A. I don’t know that I’ve ever been called hard-hitting. But inasmuch as I might define my journalism, I would say it is little more than the act of noticing. It is noticing when patterns don’t fit, when aberrations require explanation, when something does not seem right. It is no different on an investigative piece or a profile: you are always looking for the small detail others might have missed.
Q. How did you develop these skills? Where did you get your training? Who inspired you?
A. I learnt my craft as a cadet journalist on The Sydney Morning Herald. Some very good writers were incredibly generous to me, and I owe any skills I might have to them.
Q. Can you please tell us what ‘old fashioned journalism’ means to you and why it is important?
A. I don’t think there’s anything old-fashioned about journalism. It is the means by which society comes to understand itself and it is as important now as it has ever been.
Q. What skills from journalism do you bring to writing longer works, like your biography of Adam Cullen, what skills do you leave behind and what additional skills did you need to develop?
A. The secret about my Adam Cullen book is that it is really just a series of 300-word pieces stitched together with mending thread. In this way, it is little different to the kind of journalism I used to do when I was writing for a daily newspaper. The basic skills are always the same: listening, noticing, finding ways to describe, trying for that moment where you can say you actually understand what you are writing about.
Q. What drew you to Adam Cullen as a subject for an autobiography?
A. I don’t have a clear answer for this, except to say that I was drawn to the size of his character – its instability, its bravado, its fractures. Better still, he wanted to talk to me.
Q. You were very young when Adam Cullen invited you to write his biography. Why do you think he chose you?
A. I don’t have a clear answer for this either, except to say that the book was a series of challenges set by Adam, and after I cleared those challenges he started to talk to me truthfully. Some were physical – shooting me, throwing me from a motorcycle – and others were more psychological. If I were asked to write the book now, I doubt I would stay through those challenges. I think Adam knew that, too.
Q. What do you think Adam Cullen meant when he used the phrase “acute misfortune” which is the beginning of the title of your biography of the artist?
A. He meant for the phrase to be ambiguous. It was his explanation for the scar that twisted the length of his stomach, the illness that ultimately killed him.

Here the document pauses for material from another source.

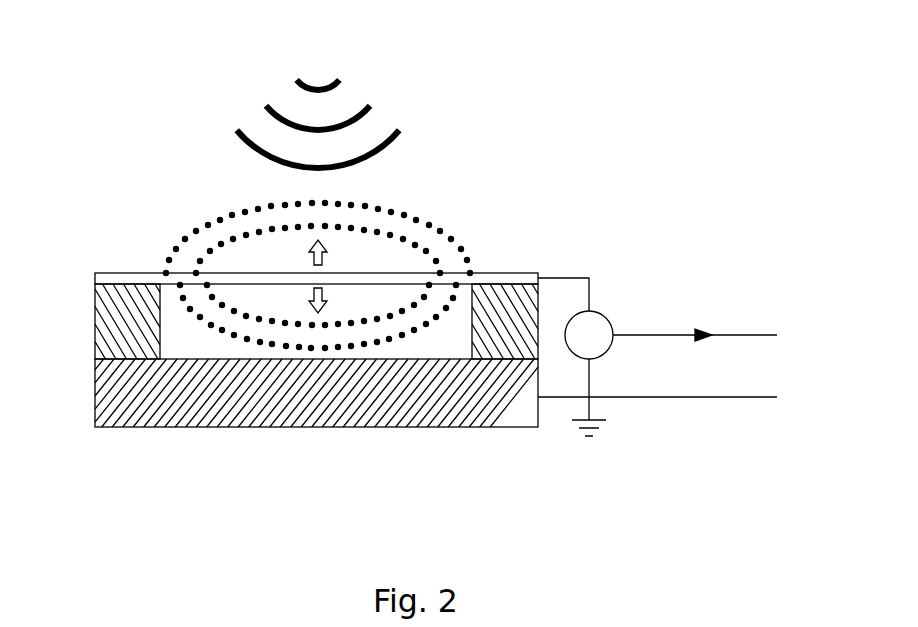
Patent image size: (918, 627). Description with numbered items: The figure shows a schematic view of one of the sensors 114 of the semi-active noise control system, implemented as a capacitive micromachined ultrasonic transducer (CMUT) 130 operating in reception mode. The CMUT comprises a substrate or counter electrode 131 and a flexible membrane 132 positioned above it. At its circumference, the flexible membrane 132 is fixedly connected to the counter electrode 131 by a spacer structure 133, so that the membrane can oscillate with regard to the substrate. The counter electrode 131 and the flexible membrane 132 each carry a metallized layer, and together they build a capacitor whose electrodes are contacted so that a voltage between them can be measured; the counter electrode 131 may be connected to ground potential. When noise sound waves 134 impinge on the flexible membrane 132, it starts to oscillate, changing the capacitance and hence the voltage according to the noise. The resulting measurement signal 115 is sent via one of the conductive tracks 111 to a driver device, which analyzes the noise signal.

It’s the phrase that kept me there: Its glibness and its poetry, in the face of such sickness. It demanded a follow up question. A hundred, really. The book is basically those questions. Variations on the theme, Why are you dying?
Q. Finally on a personal note. What do you like to do on your days off?
A. I spend a lot of time looking at pictures. I cook and I write and I usually have some project that is keeping me distracted.
Eric thank very much for sharing this with us. Looking forward to seeing you at the St Albans Writers’ Festival.